Interesting Rugby World Cup Facts:
- The 2003 final between Australia and England, became the most watched rugby union match in the history of Australian television
- The first World Cup, in 1987, had a cumulative world television audience of 300 million
- The 1991 event in England, reached 1.75 billion
- South Africa’s 1995 tournament reached 2.67 billion
- The 1999 Welsh-hosted event reached 3 billion
- The 2003 tournament had a cumulative world television audience of 3.5 billion and was broadcast in 205 countries
- The 2003 tournament had 48 matches, with an average attendance of 38,282 and a total of 1,837,547
- The 2007 tournament had a cumulative world television audience of 4.2 billion for the 48 matches, with an average attendance of 47,150 per match, and a total attandance at all matches of 2,263,223
- Johnny Wilinson is the highest points scorer in Rugby World Cup History, with 249 points from 15 matches. This includes 1 try, 23 conversions, 53 penalties and 13 drop goals.
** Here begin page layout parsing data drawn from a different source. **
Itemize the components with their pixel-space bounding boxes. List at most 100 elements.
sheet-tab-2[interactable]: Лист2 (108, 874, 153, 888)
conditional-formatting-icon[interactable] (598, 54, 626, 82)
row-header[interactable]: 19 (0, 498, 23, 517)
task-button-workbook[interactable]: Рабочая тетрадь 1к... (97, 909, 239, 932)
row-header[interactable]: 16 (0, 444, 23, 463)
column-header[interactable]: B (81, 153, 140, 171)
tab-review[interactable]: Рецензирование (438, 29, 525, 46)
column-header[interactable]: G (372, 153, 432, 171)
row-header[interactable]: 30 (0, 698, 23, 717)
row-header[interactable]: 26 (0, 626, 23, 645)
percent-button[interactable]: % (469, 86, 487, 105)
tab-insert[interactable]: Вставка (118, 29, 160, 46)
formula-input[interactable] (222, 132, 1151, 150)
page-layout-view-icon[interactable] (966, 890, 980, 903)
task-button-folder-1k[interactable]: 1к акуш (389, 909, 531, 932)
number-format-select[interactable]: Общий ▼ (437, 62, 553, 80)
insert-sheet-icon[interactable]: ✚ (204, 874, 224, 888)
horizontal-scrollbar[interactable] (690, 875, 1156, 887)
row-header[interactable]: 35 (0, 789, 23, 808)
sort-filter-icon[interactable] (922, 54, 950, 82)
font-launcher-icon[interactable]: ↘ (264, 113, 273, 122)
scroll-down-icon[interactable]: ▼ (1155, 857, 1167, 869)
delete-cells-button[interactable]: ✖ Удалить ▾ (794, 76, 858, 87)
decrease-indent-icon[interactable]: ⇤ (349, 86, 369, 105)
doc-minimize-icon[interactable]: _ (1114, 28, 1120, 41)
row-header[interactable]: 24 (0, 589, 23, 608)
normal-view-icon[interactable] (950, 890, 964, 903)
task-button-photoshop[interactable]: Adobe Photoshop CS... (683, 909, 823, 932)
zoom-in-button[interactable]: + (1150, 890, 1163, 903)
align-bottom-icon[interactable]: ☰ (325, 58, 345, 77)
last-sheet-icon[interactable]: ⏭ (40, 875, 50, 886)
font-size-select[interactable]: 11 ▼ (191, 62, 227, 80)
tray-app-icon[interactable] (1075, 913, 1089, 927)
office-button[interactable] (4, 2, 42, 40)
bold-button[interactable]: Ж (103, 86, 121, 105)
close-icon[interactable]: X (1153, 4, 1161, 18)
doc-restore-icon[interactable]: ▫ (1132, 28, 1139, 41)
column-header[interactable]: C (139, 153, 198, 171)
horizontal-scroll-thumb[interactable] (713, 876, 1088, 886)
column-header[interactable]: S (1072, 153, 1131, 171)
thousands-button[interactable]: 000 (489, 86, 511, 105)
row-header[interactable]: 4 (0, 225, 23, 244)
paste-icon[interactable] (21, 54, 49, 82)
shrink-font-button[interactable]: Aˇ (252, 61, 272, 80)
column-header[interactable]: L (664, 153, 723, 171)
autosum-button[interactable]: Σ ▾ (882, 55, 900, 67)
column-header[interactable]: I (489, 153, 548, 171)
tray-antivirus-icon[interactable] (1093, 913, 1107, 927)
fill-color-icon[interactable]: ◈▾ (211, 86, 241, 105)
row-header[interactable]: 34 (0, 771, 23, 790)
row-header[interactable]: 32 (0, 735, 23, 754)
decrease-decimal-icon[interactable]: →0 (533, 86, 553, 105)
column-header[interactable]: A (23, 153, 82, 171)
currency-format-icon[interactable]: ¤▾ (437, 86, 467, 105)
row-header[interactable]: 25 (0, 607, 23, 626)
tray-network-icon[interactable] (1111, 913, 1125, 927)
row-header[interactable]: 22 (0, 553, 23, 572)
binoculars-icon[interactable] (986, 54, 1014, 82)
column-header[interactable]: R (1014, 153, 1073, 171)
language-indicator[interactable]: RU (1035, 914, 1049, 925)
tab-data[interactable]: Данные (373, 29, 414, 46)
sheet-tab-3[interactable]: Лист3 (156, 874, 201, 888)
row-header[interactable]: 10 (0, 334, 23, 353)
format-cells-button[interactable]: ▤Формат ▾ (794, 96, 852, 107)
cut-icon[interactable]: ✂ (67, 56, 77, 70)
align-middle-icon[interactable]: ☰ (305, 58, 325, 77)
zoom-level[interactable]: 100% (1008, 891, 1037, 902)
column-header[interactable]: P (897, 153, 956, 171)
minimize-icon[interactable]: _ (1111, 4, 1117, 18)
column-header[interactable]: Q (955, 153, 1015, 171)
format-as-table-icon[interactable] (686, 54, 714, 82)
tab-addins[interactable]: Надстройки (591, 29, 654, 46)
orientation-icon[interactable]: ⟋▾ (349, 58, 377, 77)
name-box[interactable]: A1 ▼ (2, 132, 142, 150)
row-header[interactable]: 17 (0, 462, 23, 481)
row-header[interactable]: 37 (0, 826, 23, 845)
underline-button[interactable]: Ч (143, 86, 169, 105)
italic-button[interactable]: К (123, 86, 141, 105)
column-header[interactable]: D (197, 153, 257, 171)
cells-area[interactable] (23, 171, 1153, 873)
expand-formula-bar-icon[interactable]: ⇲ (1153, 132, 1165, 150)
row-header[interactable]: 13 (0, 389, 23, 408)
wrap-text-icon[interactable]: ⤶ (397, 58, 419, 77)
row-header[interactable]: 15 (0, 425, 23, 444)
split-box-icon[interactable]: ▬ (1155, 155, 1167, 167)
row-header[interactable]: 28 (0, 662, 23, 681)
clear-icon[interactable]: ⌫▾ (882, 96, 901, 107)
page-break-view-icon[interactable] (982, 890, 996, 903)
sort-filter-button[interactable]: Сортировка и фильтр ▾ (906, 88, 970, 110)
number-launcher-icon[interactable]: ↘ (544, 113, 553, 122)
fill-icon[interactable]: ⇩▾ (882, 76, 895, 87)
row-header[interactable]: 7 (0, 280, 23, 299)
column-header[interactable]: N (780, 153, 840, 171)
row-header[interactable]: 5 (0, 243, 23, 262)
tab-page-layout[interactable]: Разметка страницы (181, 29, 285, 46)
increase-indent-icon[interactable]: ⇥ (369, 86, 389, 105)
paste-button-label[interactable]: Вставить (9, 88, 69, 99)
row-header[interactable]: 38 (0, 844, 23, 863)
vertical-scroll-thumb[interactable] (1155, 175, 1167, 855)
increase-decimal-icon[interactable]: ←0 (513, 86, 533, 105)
- Jonah Lomu is the highest try scorer in Rugby World Cup History, with 15 trys from 11 matches.
- In World Cup History, New Zealand have scored far away the highest number of World Cup points. The All Blacks have scored 1,711 points compared to the next best team Australia with 1,212 points. However after winning the first Rugby World Cup in 1987, the regular favourites always seem to perform well before, some say “Choking”, and falling to a shock exit. This year, they will find that as hosts, the pressure will be even bigger.